Uncovering the ‘badscopal’ effect
To investigate this tumor-to-tumor interaction, the research team analyzed biopsy samples from a clinical trial in which patients with different types of cancer treated with high dose focused radiotherapy known as Stereotactic Body Radiotherapy (SBRT) and checkpoint blockade.
That clinical trial team, led by Prof. Steven Chmura, the director of Clinical and Translational Research for Radiation Oncology at UChicago, found that tumors at preexisting metastatic sites increased in size following SBRT, suggesting radiation might promote tumor growth.
To understand how radiation at the primary site affects distant tumors, researchers led by András Piffkó, a post-doctoral fellow in the Weichselbaum lab, conducted gene expression profiling of patient tumors before and after radiation treatment. They discovered that in tumors that had been treated with radiation, the gene encoding for amphiregulin was significantly increased.
Amphiregulin in turn binds to EGFR, a receptor protein on tumor cell membranes, and turns on major intracellular signaling pathways governing cell survival, proliferation, migration and cell death.
The researchers studied this effect in animal models of lung and breast cancer. They found that while radiation reduced the number of new metastatic sites, it increased the growth of existing ones.
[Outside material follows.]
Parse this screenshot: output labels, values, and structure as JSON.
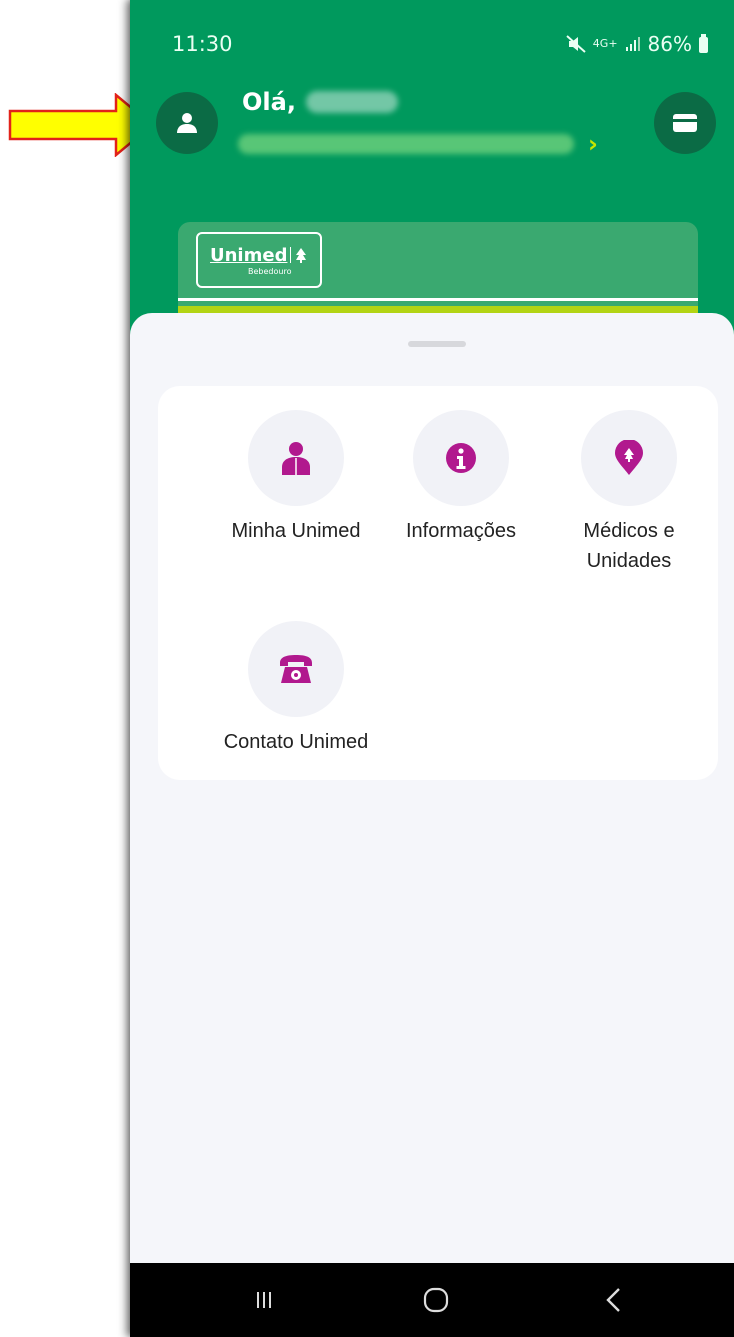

Radiotherapy significantly increased amphiregulin in both tumor cells and blood. But when researchers blocked amphiregulin with antibodies—or deleted its gene in tumor cells using CRISPR technology—tumors outside the radiation field shrank.
“Interestingly, the combination of radiation and amphiregulin blockade decreased both tumor size and the number of metastatic sites,” Weichselbaum said.
The role of immune suppression
To explore this further, the researchers analyzed blood samples from a second clinical trial conducted by Chmura in which lung cancer patients received SBRT either after or at the same time as immunotherapy.
They found that failure to decrease amphiregulin following SBRT was associated with worse outcomes. They also found an increase in certain immune cells that suppress the body’s defenses was linked to cancer spread and death.
In a previous study published in Cancer Cell, Weichselbaum and his team showed that removing some of these suppressive immune cells reduces both the size and number of metastases. In the new study, they saw more of these suppressive cells in animals with high levels of amphiregulin in their tumors and blood after radiation—but not in those without it.
The findings suggest that amphiregulin may disrupt how immune cells develop, steering them toward an immunosuppressive form that allows tumors to grow.
Working with UChicago biochemistry Assoc. Prof. Ronald Rock, the team discovered that amphiregulin and radiation increased a protein called CD47, a so-called “don’t eat me” signal that helps tumor cells evade immune cells such as macrophages and other myeloid cells.
Blocking both amphiregulin and CD47 along with radiotherapy led to strong control of metastatic tumors in animal models. The findings suggest a new approach to radiation therapy—one in which molecules triggered by radiation are identified and targeted, potentially paving the way for more personalized therapies for patients with metastatic cancers.
“These results open a whole new way of thinking about the systemic effects of radiotherapy,” Weichselbaum said. “Based on these findings, we are planning to conduct a clinical trial to further explore and validate the results.”
Story originally published here with UChicago Medicine.
The study, “Radiation-induced amphiregulin drives tumor metastasis,” was supported by the National Cancer Institute, Ludwig Foundation, the Chicago Tumor Institute, generous gifts from Mr. and Mrs. Vincent Foglia and the Foglia Foundation, Mr. and Mrs. David Kozin and Mr. and Mrs. James Weichselbaum.